Personal Blogs: We need to go back to putting things on our own domains. Of course you should still also publish to any networks you need to reach your audience, but the canonical home of your content needs to be under your control.
As a former Medium employee, it pains me to see publishers like Hacker Noon go through so many headaches because of Medium's sudden and ill-communicated pivots. Until we have a publishing platform that can physically guarantee us control of our content, we need to go back to individual domains.
Once enough websites relied on Facebook traffic for their business, they became hostages to the platform, paying more and more for the same amount of exposure. If we pull in the direction of personal blogs, the market opportunity will be to offer distribution without a loss of control.
RSS: Boy, did we abandon RSS too early. Before Twitter and Facebook, users could just browse the raw, unmediated feeds from their favorite sites via RSS (and still can!).
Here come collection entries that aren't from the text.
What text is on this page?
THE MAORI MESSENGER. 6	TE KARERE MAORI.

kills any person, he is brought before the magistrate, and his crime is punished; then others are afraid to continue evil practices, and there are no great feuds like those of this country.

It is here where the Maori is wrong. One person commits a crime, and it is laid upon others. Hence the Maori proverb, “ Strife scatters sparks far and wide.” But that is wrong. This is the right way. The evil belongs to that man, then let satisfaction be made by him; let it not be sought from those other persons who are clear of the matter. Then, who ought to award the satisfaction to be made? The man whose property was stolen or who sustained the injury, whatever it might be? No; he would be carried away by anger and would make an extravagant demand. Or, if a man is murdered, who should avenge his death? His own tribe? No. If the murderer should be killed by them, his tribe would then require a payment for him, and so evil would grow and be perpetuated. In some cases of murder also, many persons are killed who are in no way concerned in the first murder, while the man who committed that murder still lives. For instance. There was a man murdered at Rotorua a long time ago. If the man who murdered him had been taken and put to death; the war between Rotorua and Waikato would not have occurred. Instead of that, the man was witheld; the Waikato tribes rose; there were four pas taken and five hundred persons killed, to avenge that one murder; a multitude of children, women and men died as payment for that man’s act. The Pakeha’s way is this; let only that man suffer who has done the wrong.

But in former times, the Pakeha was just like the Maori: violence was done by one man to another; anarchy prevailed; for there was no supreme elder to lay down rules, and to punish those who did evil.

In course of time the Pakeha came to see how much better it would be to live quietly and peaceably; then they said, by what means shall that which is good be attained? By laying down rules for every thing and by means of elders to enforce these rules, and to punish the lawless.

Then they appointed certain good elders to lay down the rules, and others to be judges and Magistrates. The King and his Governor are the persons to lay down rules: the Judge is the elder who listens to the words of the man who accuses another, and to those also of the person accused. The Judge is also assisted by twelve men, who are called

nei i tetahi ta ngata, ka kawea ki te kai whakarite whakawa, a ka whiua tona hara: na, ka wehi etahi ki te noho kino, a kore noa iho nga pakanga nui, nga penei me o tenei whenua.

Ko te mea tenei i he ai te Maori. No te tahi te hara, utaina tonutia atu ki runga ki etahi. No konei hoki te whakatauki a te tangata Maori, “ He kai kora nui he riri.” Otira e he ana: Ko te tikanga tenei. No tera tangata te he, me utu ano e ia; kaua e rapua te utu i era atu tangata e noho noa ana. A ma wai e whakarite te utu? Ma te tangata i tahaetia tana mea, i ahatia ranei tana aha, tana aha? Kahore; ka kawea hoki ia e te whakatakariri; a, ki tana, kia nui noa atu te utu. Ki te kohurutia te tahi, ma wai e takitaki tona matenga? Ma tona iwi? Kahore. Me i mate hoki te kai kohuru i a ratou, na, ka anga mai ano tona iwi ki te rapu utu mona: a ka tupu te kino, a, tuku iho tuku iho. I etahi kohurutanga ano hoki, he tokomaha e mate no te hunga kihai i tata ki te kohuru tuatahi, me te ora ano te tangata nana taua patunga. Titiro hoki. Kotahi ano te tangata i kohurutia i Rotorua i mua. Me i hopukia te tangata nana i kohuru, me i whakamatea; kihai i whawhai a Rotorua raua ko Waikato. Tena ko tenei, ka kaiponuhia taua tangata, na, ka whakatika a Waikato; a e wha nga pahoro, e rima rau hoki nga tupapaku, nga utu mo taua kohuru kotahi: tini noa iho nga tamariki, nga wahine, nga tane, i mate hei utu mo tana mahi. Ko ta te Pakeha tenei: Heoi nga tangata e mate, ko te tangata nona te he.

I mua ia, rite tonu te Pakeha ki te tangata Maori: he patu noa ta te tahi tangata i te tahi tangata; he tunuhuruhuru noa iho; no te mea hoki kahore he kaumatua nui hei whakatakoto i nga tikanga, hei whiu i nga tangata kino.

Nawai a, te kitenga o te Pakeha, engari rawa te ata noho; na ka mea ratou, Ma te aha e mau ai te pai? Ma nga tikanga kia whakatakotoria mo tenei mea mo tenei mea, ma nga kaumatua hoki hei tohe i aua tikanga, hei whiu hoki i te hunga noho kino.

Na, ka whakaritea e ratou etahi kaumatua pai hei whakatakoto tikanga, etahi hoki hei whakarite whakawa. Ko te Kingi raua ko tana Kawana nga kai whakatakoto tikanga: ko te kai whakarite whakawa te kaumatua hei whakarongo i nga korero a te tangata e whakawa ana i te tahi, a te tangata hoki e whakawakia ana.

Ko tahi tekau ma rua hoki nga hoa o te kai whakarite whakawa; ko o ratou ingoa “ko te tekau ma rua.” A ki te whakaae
Yes, there were problems with the average person being overwhelmed with too many links. But I think the Faustian bargain we made for purely social curation was too steep. Instead of just solving the minor hurdles, we threw up our hands and signed over our lives to poorly incentivized companies.
Google Reader showed that we could add social layers and curation on top of RSS (recommendations, comments), while still allowing users to be in control of their feed. We need to go back to making it easier for users to control, understand, and personalize their feed outside of any single platform.
Media companies should advocate for this as well since it tips the scales back in their favor. We shouldn't have platforms that entire media businesses rely on for distribution (News+ shows that smart people still think this is the future). Give users the power to decide what they like, and how they want to get their content. Give content producers the tools to build relationships (and revenue) directly with their audience.
Some sites may decide to stay with Facebook, and that's great, but we need to spread the word that there is a better way. We need to have a conversation about easy, frictionless media consumption that's platform independent.
Self-hosted Services: Now that web servers are so cheap, we need to re-examine the idea of having our favorite services backed by servers we own and control, rather than a SaaS company. Wordpress for blogging, Matomo for web analytics, Rocket Chat or Mattermost for instant messaging. There are so many awesome free pieces of software that you can load up on your own server. If you're non-technical, many companies specialize in setting up these services for you. You just click to install, pay the hosting fees, and away you go.
You really don't need Slack's giant scale and infrastructure for your team of six people to talk and be productive. You don't need Google Analytics' aggressive data collection to monitor traffic on your small site. The list of outsized SaaS platforms that people use for relatively simple tasks goes on and on. Let's use SaaS when it makes sense and consider self-hosting by default.
I do believe that self-hosting would need to be productized more for mass adoption. But without a significant movement of people capable of willing to take the plunge, those products will never come. Or at least never rival centralized services.
I Know, I Know
I'm not ignorant of the reasons we ended up here. People are lazy. People don't care. But this is a systems problem, not a people problem. And I see demand growing for systems that makes doing the right thing easy. That make it easy to absorb dissenting, well-argued opinions. That provide a balanced, nutritious media diet that makes us feel better individually and as a society.